Zola began promoting Manet’s reputation in public in 1866 when he first defended the artist against the scandals created by the works for which the artist is best known today, his Déjeuner sur l’herbe and Olympia. Zola endorsed Manet then as an artist who was indifferent to subject matter and composition, free from influences of older artists. Lethbridge deftly signals Zola’s words on Manet as a prod to Cézanne to work harder and be more productive, demonstrating how the tentacles of Zola’s criticism reached out in multiple personal and professional directions. Yet, as grateful as Manet was for Zola’s backing, he knew Zola had misapprehended several aspects of his art. His portrait of Zola (1868) embedded several witty visual clues that many scholars have delighted in decoding to read the portrait. Zola wrote little about Manet after 1870. Yet the two men were so closely allied in the public’s mind that when Zola petitioned to write the preface to Manet’s posthumous exhibition in 1884, his offer was accepted. Lethbridge points out that writers such as Carol Armstrong and others have long maintained that Zola tacked back to earlier writings and repeated what he had previously written. The author’s exhaustive knowledge of Zola’s writings and his habits of close reading serve him well here as he clears up that misapprehension by highlighting Zola’s appreciation of works not previously discussed.
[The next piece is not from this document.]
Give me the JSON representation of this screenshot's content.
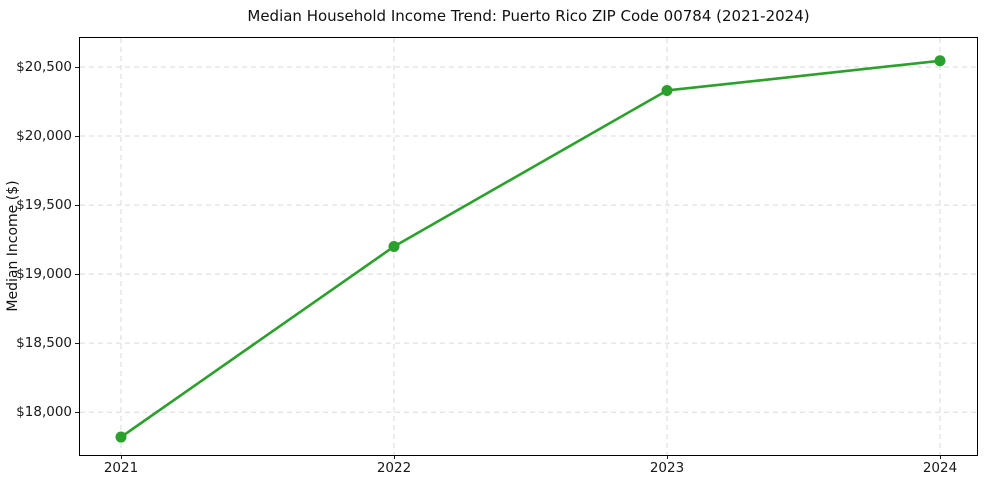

Lethbridge’s chapter on landscape brings to the fore Zola’s too-often neglected writings on the Barbizon school. He praised Camille Corot’s exactitude and fidelity which coordinated with his own Naturalistic bent. Zola pronounced the death of the school of classicized historical landscape so admired by the Academy in 1875 and used his 1880 essay on Le Naturalisme au Salon to foster the refreshingly frank nature of Camille Pissarro’s and Charles François Daubigny’s landscapes. When the modern countryside devoid of classical references and moral erudition appeared in the landscape works Zola’s pen would flow with praise for the affinity of these visual supporters to the Naturalism he espoused. Zola famously parted ways with the Impressionists due to the sketchy facture of the brushstroke where the light and color became diminished as the solidity of the object or figure tended toward abstraction rather than definition. As a writer who saw his duty as translating his keen observations into striking prose, he wanted the brush of the painter to be as accurate as the pen of the novelist in its precise evocations of settings.

Lethbridge’s summary chapter testifies to the breadth and depth of his life’s work on Zola. Most scholars of Zola’s art criticism end their investigations with his dissatisfaction with Impressionism and the artists of his time as personified in the characters and narrative of L'Œuvre. Not so with Lethbridge, who terminates his study with an analysis of Zola’s appreciation of the Old Masters that challenges us to reorient our understanding of the full scope of Zola’s knowledge of the traditions of art.

Along with the appearance of Lethbridge’s 2021 publication of Zola’s Critique littéraire et artistique: Tome I – Écrits Sur l’Art: Oeuvres Complètes, we now have access to the full scope of Zola’s immense corpus of art criticism with Zola’s Painters providing a rich thematic exploration of its highlights. He consistently challenges the reader to find new ways of reorienting our understanding and evaluating the contribution of one the most astute writers of the period. His rigorous archival and textual investigation combines with an admirable ability to write clearly and convincingly about the complex aesthetic, social, political, and economic interchanges of the second half of nineteenth-century France.